I'm summarizing two helpful articles from the McKinsey Quarterly.
In "The Perils of Bad Strategy," Richard Rumelt lists four elements that result in poor strategy. They are:
1. Failure to face (or identify) the problem - if you don't know what stands in your way, you won't be able to solve it.
2. Confusing goals with strategy - establishing a goal isn't enough. You need to know why you are trying to reach that goal; as Rumelt puts it, the strategist's task is "to have a strategy worthy of the effort called upon."
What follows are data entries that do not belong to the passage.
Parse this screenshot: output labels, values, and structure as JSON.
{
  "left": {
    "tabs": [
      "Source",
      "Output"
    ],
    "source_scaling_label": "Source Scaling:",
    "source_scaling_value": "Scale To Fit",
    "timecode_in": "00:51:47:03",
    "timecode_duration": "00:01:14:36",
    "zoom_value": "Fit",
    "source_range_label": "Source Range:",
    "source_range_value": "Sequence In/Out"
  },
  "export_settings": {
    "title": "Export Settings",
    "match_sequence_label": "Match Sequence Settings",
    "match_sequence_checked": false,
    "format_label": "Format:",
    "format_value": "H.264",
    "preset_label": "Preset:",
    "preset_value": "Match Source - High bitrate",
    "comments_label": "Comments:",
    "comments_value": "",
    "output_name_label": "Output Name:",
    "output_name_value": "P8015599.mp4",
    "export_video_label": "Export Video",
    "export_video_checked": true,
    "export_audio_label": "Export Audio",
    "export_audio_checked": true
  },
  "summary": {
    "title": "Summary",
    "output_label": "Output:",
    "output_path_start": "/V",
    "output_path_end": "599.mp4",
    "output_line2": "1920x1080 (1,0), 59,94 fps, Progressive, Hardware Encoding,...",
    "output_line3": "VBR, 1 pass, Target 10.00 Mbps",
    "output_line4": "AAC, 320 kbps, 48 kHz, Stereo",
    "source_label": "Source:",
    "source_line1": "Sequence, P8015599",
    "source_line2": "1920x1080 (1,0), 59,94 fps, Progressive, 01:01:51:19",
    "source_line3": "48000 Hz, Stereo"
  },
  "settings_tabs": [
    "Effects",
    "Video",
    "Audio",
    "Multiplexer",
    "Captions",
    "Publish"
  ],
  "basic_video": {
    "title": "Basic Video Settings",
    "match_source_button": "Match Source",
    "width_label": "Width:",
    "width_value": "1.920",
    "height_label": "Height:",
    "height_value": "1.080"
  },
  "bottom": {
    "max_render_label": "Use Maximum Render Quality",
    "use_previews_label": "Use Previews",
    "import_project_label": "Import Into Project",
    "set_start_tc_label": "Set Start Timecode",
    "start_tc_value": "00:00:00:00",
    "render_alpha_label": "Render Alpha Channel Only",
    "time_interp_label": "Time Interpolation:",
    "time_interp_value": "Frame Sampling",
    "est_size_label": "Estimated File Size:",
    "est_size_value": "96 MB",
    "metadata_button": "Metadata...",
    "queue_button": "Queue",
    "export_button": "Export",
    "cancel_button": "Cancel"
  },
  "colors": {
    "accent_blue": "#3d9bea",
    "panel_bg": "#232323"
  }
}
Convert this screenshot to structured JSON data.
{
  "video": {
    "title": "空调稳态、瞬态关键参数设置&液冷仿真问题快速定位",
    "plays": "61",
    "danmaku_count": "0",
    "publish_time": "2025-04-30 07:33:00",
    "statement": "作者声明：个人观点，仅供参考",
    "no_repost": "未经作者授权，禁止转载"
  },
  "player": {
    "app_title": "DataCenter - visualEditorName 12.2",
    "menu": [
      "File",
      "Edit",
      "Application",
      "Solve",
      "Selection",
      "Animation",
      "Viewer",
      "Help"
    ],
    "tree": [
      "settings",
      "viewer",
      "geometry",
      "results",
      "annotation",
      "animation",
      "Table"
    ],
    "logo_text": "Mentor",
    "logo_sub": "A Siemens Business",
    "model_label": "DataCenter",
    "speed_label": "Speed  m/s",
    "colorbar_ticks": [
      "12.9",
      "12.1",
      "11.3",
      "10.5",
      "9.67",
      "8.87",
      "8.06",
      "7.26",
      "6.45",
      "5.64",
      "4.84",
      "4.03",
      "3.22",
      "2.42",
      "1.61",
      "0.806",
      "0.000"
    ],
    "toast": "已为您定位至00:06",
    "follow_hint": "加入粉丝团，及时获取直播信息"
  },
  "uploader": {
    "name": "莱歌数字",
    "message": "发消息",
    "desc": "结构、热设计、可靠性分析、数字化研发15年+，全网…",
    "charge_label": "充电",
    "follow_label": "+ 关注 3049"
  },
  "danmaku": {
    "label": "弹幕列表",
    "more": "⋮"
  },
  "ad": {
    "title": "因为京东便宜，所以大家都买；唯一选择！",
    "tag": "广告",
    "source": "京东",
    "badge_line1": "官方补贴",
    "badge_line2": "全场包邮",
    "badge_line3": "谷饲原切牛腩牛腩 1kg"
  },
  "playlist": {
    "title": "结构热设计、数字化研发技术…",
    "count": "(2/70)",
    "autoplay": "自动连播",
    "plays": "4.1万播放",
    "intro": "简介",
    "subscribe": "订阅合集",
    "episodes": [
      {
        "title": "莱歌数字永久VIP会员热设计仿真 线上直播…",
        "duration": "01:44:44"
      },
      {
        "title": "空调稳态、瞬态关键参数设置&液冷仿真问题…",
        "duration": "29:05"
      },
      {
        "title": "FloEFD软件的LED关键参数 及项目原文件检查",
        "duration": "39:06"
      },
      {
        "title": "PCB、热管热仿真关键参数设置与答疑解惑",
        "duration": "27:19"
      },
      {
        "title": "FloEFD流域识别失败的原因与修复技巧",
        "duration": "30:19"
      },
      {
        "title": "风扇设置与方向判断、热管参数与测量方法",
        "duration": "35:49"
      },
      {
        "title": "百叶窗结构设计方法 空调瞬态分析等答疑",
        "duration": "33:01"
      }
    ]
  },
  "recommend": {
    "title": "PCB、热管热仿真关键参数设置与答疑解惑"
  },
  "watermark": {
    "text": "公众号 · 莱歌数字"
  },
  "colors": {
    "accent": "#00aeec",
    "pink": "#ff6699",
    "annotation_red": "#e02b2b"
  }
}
3. Poorly stated strategic objectives - if your goals are general or fuzzy or there are simply too many of them, you won't be able to focus on the crucial ones.
4. Fluff - if your goals are fluffy, or "superficial abstraction[s]" they signal that you haven't thought them through.
Fortunately, Rumelt also lists three elements of good strategy: a diagnosis, a guiding policy, and coherent steps to get you from here to there.
As always, it's easy to say these things, and harder to do them. Rumelt provides some useful illustrations and examples. The second article, "Have you Tested Your Strategy Lately?" by Chris Bradley, Martin Hirt, and Sven Smit, digs down a little deeper by offering ways to test your overall strategy, as well as various aspects of it. While clearly written with for-profit businesses in mind, the tests, with a little tweaking, can be applied equally well to not-for-profits.